Labor unions are aso backing the proposal, pointing to the potential it has of creating jobs.
“This is an important policy that can create good-paying jobs while reducing transportation pollution, at no cost to the state,” said Vinny Albanese, the director of Policy and Public Affairs at New York State Laborers’ Organizing Fund. “We’ve seen the success of a clean fuel standard in California, which has created thousands of jobs in the clean transportation sector. We’re optimistic that New York will pass a clean fuel standard this year and prioritize New York jobs.”
But there is some skepticism of the beneifts for consumers. Oregon and California have put similar measures into effect. The Business Council in an analysis found a clean fuel standard added to the price of gas.
“Impacts on fuel prices will obviously be contingent on program design but, for additional context, according to a recent analysis in 2020 California’s low carbon fuel standard added $0.22 per gallon to the cost of gasoline, resulting in a 7.5% reduction in carbon intensity,” the group wrote.

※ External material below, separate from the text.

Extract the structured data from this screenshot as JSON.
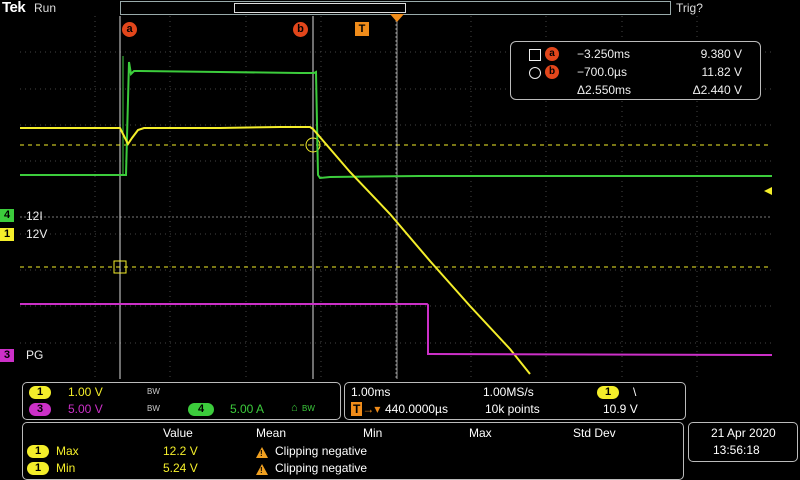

But the Environmental Advocates of NY are opposed to the legislation, saying it does not go as far as it should.
“The draft climate action plan presents different potential scenarios to meet the climate law’s goals,” the group wrote in a bill memo. “The near-total electrification option is better for the health of New York’s people and economy than the path that uses other strategies like low carbon fuel standards.”